According to the plan, individuals who are suffering with mental health issues, substance abuse, or are involved in domestic disputes should not be in detention. However, Constantine said that detention should remain available for people involved in violent offenses.

“When there is someone who is committing violence against another human being, the judge is absolutely right to ensure that person is detained somewhere safe until they are no longer creating a threat to the community,” Constantine said. “That is what detention should be for, it shouldn’t be a be all end all for every societal problem.”

Currently, the plan is to rely less on the downtown jail facility and focus on plans for reform before the building is completely done away with, according to Constantine.

According to the DAJD, the population of the CFJC, located at 12th and Alder, has been reduced by half since mid-March and as of this week currently stands at 21 occupants. By 2025, King County’s goal is for all remaining detention units at the center to be converted to new uses and to provide more space for community programs, according to the email.

In response to the commitment, activists in support of the No New Youth Jail movement, including Nikkita Oliver and the No New Youth Jail Coalition (NNYJC), posted on Twitter. While they expressed excitement that the commitment was a step forward, both also raised questions as to how well the commitment will be executed.

In particular, the No New Youth Jail Coalition questioned why the deadline for reducing the detention units at the CFJC was set for 2025 and not the present day, and noted that if the youth detention system is replaced by electronic home monitoring this will not equate to a state of zero youth detention.

“We’ll believe it when we see it,” NNYJC’s tweet reads and also questions why the county initially put large amounts of money towards a jail as opposed to a youth achievement center. The CFJC, which opened just five months ago, cost $242 million to construct.

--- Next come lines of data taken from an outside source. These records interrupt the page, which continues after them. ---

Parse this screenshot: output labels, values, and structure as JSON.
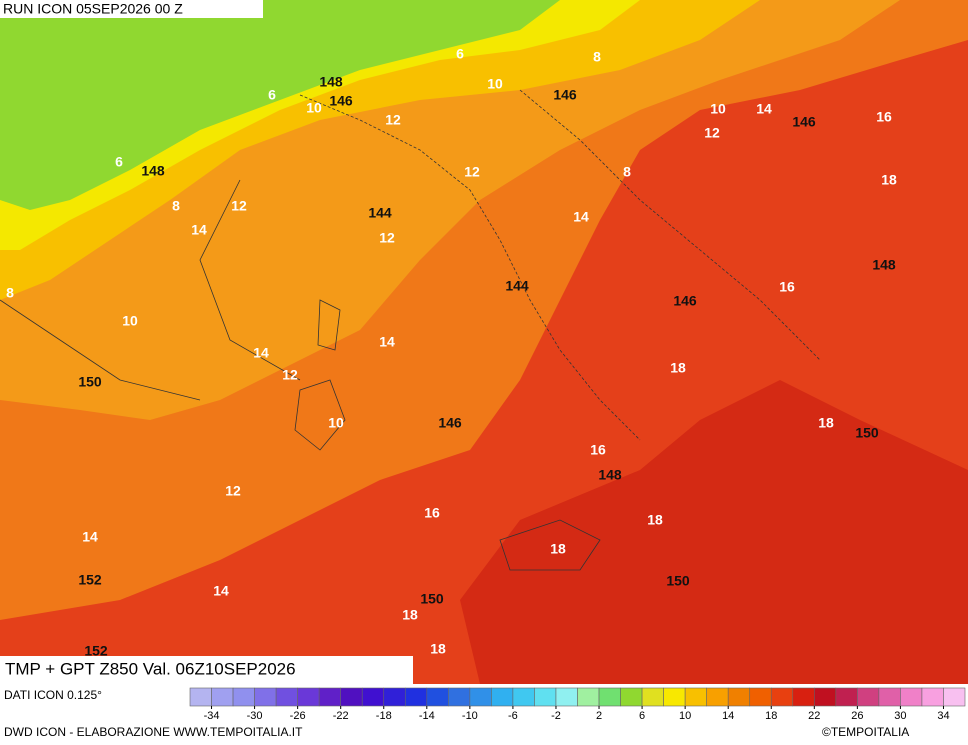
{
  "header": {
    "run": "RUN ICON 05SEP2026 00 Z",
    "field": "TMP + GPT Z850 Val. 06Z10SEP2026"
  },
  "isotherm_labels": [
    6,
    8,
    6,
    10,
    10,
    12,
    10,
    14,
    16,
    12,
    6,
    12,
    8,
    18,
    8,
    12,
    14,
    12,
    14,
    8,
    10,
    16,
    14,
    14,
    12,
    18,
    10,
    18,
    16,
    12,
    16,
    18,
    14,
    18,
    14,
    18,
    18
  ],
  "geopotential_labels": [
    148,
    146,
    146,
    146,
    148,
    144,
    148,
    144,
    146,
    150,
    146,
    150,
    148,
    152,
    150,
    150,
    152
  ],
  "colorbar": {
    "limits": [
      -36,
      36
    ],
    "colors": [
      "#b4b4f0",
      "#a0a0f0",
      "#9090ee",
      "#8070e8",
      "#7050e0",
      "#6a38d8",
      "#6020c8",
      "#5010c0",
      "#4010d0",
      "#3020d8",
      "#2030e0",
      "#2050e0",
      "#3070e0",
      "#3090e8",
      "#30b0f0",
      "#40c8f0",
      "#60e0f0",
      "#90f0f0",
      "#a0f0a0",
      "#70e070",
      "#90d830",
      "#e0e020",
      "#f8e800",
      "#f8c000",
      "#f8a000",
      "#f08000",
      "#f06000",
      "#e84010",
      "#d82010",
      "#c01020",
      "#c02050",
      "#d04080",
      "#e060a8",
      "#f080c8",
      "#f8a0e0",
      "#f8c0f0"
    ],
    "ticks": [
      -34,
      -30,
      -26,
      -22,
      -18,
      -14,
      -10,
      -6,
      -2,
      2,
      6,
      10,
      14,
      18,
      22,
      26,
      30,
      34
    ]
  },
  "footer": {
    "data": "DATI ICON 0.125°",
    "credit": "DWD ICON - ELABORAZIONE WWW.TEMPOITALIA.IT",
    "copyright": "©TEMPOITALIA"
  }
}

In reference to home monitoring, Constantine said that there needs to be a public conversation as to what mechanisms will be used as alternatives to youth detention and that the home monitoring system is already used fairly extensively and will be used even more as people move away from youth detention facilities.

“The technical mechanisms for ensuring that they don’t run off or that they don’t get back into trouble with the law or that they’re not in danger [is] something that the entire community has to have a conversation about,” Constantine said on Wednesday. “Nobody, whether it’s the jail abolitionists or the defenders of the status quo gets to be the one voice that defines what is going to work for the community.”

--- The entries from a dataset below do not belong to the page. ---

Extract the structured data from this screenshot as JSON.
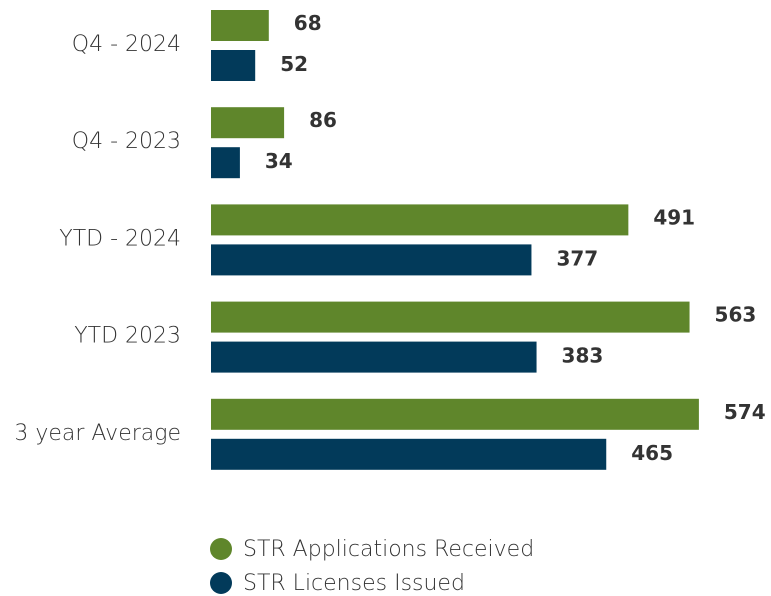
{
  "chart_data": {
    "type": "bar",
    "orientation": "horizontal",
    "categories": [
      "Q4 - 2024",
      "Q4 - 2023",
      "YTD - 2024",
      "YTD 2023",
      "3 year Average"
    ],
    "series": [
      {
        "name": "STR Applications Received",
        "color": "#5f862b",
        "values": [
          68,
          86,
          491,
          563,
          574
        ]
      },
      {
        "name": "STR Licenses Issued",
        "color": "#023a5a",
        "values": [
          52,
          34,
          377,
          383,
          465
        ]
      }
    ],
    "xlim": [
      0,
      600
    ],
    "legend": "bottom"
  }
}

“It’s going to have to be a genuine heartfelt conversation that involves real work over the course of a period of time,” Constantine said.

In a tweet released by activist and former Mayoral Candidate Nikkita Oliver, she also takes issue with the commitment’s timeline.

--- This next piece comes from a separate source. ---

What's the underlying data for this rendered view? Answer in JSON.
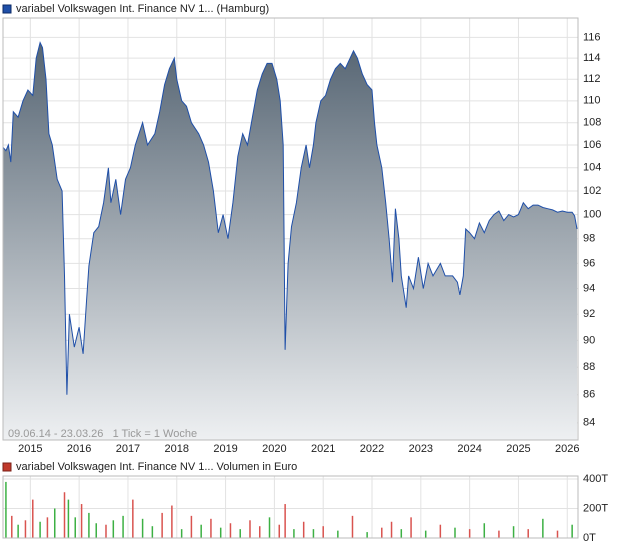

“Stop jailing our kids now,” Oliver said. “There is no reason to wait until 2025. Let youth decide how to repurpose it! #NoNewYouthJail.”

In response to Tuesday’s announcement Black Lives Matter Seattle – King County issued the following statement:

“The community has been fighting against the new youth jail since it was first announced. We added our voices to that call and never waivered. In June, BLMSKC issued a written set of demands to the Executive and others that included ending youth incarceration in King County by the end of 2025.

Earlier today we met with the director of Public Health Seattle-King County and members of Executive Constantine’s staff, who outlined the path forward and Executive Constantine’s unwavering commitment to end youth incarceration. That process begins now.”

Elizabeth Turnbull is a Seattle-based journalist.